Officers even inquired if her husband had been paid money to persuade his wife to return to Pakistan. “It’s that serious,” Siddiqa remarked.

After being kidnapped by security agents in Lahore in 2018, Gul Bukhari, a British-Pakistani YouTuber and blogger who has openly criticised the military, fled to the United Kingdom. She stated, “I feel endangered in London.”

Since the inexplicable killings of two Pakistani dissidents last year, fears among Pakistan’s exile population have been running high. Journalist Sajid Hussain, who covered human rights atrocities in Balochistan, vanished in Uppsala, Sweden, in March 2020, and was discovered dead in a river two months later.

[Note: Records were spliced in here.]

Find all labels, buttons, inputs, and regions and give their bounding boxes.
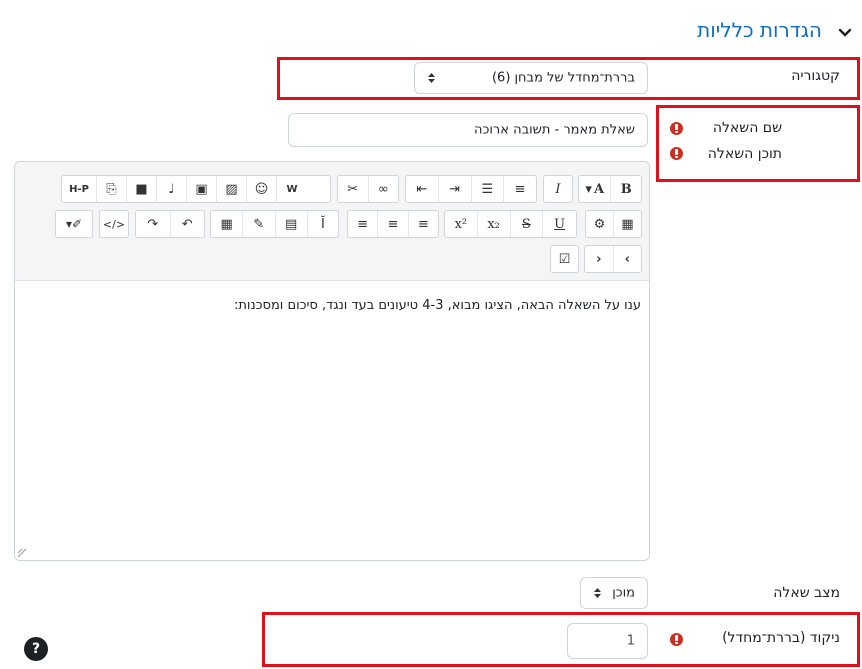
category-select-value: בררת־מחדל של מבחן (6) (491, 70, 635, 86)
media-file-icon[interactable]: ▣ (186, 176, 216, 202)
category-select[interactable]: בררת־מחדל של מבחן (6) (414, 62, 648, 94)
chevron-right-icon[interactable]: › (585, 246, 613, 272)
section-title[interactable]: הגדרות כלליות (697, 18, 822, 42)
calculator-icon[interactable]: ▦ (211, 211, 242, 237)
resize-handle-icon[interactable] (17, 548, 27, 558)
required-icon (670, 122, 683, 135)
emoji-icon[interactable]: ☺ (246, 176, 276, 202)
superscript-button[interactable]: x² (445, 211, 477, 237)
screenreader-icon[interactable]: ▦ (613, 211, 641, 237)
select-caret-icon (428, 73, 435, 83)
toolbar-group-style: ▾✐ (55, 210, 93, 238)
clear-format-icon[interactable]: Ĭ (306, 211, 338, 237)
table-icon[interactable]: ▤ (274, 211, 307, 237)
video-icon[interactable]: ■ (126, 176, 156, 202)
chevron-down-icon[interactable] (834, 22, 856, 44)
required-icon (670, 633, 683, 646)
subscript-button[interactable]: x₂ (476, 211, 510, 237)
edit-icon[interactable]: ✎ (242, 211, 274, 237)
question-name-label: שם השאלה (712, 120, 782, 136)
link-icon[interactable]: ∞ (367, 176, 399, 202)
toolbar-group-media: H-P ⎘ ■ ♩ ▣ ▨ ☺ W (61, 175, 331, 203)
status-select-value: מוכן (612, 585, 635, 601)
toolbar-group-nav: › ‹ (584, 245, 642, 273)
toolbar-group-checklist: ☑ (550, 245, 579, 273)
toolbar-group-insert: ▦ ✎ ▤ Ĭ (210, 210, 339, 238)
accessibility-checker-icon[interactable]: ⚙ (586, 211, 613, 237)
select-caret-icon (594, 588, 601, 598)
paintbrush-icon[interactable]: ▾✐ (56, 211, 92, 237)
align-left-icon[interactable]: ≡ (407, 211, 438, 237)
checklist-icon[interactable]: ☑ (551, 246, 578, 272)
required-icon (670, 147, 683, 160)
category-label: קטגוריה (791, 68, 840, 84)
strikethrough-button[interactable]: S (509, 211, 543, 237)
underline-button[interactable]: U (542, 211, 576, 237)
help-button[interactable]: ? (24, 637, 48, 661)
toolbar-group-links: ✂ ∞ (337, 175, 399, 203)
status-label: מצב שאלה (773, 585, 840, 601)
redo-icon[interactable]: ↷ (136, 211, 170, 237)
question-name-value: שאלת מאמר - תשובה ארוכה (474, 122, 635, 138)
numbered-list-icon[interactable]: ☰ (470, 176, 504, 202)
toolbar-group-fontsize: ▾ A B (578, 175, 642, 203)
microphone-icon[interactable]: ♩ (156, 176, 186, 202)
unlink-icon[interactable]: ✂ (338, 176, 368, 202)
question-text-label: תוכן השאלה (707, 146, 782, 162)
h5p-icon[interactable]: H-P (62, 176, 96, 202)
default-mark-label: ניקוד (בררת־מחדל) (722, 630, 840, 646)
bullet-list-icon[interactable]: ≡ (503, 176, 536, 202)
font-size-button[interactable]: ▾ A (579, 176, 610, 202)
align-center-icon[interactable]: ≡ (377, 211, 407, 237)
italic-button[interactable]: I (544, 176, 572, 202)
outdent-icon[interactable]: ⇤ (406, 176, 438, 202)
align-right-icon[interactable]: ≡ (348, 211, 377, 237)
toolbar-group-italic: I (543, 175, 573, 203)
question-text-editor[interactable]: ▾A B I ⇤ ⇥ ☰ ≡ ✂ ∞ H-P ⎘ ■ ♩ ▣ ▨ ☺ W ⚙ (14, 161, 650, 561)
toolbar-group-html: </> (99, 210, 129, 238)
indent-icon[interactable]: ⇥ (437, 176, 471, 202)
default-mark-value: 1 (626, 633, 635, 649)
question-name-input[interactable]: שאלת מאמר - תשובה ארוכה (288, 113, 648, 147)
bold-button[interactable]: B (610, 176, 641, 202)
status-select[interactable]: מוכן (580, 577, 648, 609)
toolbar-group-format: x² x₂ S U (444, 210, 577, 238)
word-import-icon[interactable]: W (276, 176, 307, 202)
default-mark-input[interactable]: 1 (567, 623, 648, 659)
chevron-left-icon[interactable]: ‹ (612, 246, 642, 272)
name-text-highlight (656, 105, 860, 182)
editor-toolbar: ▾A B I ⇤ ⇥ ☰ ≡ ✂ ∞ H-P ⎘ ■ ♩ ▣ ▨ ☺ W ⚙ (15, 162, 649, 281)
toolbar-group-accessibility: ⚙ ▦ (585, 210, 642, 238)
undo-icon[interactable]: ↶ (169, 211, 205, 237)
image-icon[interactable]: ▨ (216, 176, 246, 202)
toolbar-group-lists: ⇤ ⇥ ☰ ≡ (405, 175, 537, 203)
html-code-button[interactable]: </> (100, 211, 128, 237)
question-text-content: ענו על השאלה הבאה, הציגו מבוא, 4-3 טיעונ… (233, 298, 641, 313)
toolbar-group-history: ↷ ↶ (135, 210, 205, 238)
copy-icon[interactable]: ⎘ (96, 176, 126, 202)
toolbar-group-align: ≡ ≡ ≡ (347, 210, 439, 238)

Seven months later, Hussain’s friend Karima Baloch, who pushed for an independent Balochistan, was discovered dead in a lake in Toronto, Canada. Although the Swedish and Canadian governments denied any wrongdoing, other protesters are sceptical.

Baloch’s British-based spouse, Hammal Haider, says he doesn’t feel comfortable in Europe. “Anyone who criticises the Pakistan army could be a target,” he says.

The suggestion, according to Siddiqa, that the UK’s Pakistani community is “extremely infiltrated” by military loyalists aggravates the problem.

A leaked Pakistani government memo last year accused several Pakistani journalists stationed in Europe and the United States of producing “anti-state content” for foreign media under false names. It was a journalist from a minority group living in exile in western Europe who was named. The journalist, who spoke to the Observer on the condition of anonymity, said he had also received a warning notice from the intelligence service.

Exiled Pakistani journalists are being monitored, according to the Committee to Protect Journalists (CPJ). “There are a lot of situations that have not been made public that we are aware of. According to CPJ’s Steven Butler, “these types of threats could only come from Pakistan’s military or intelligence services.”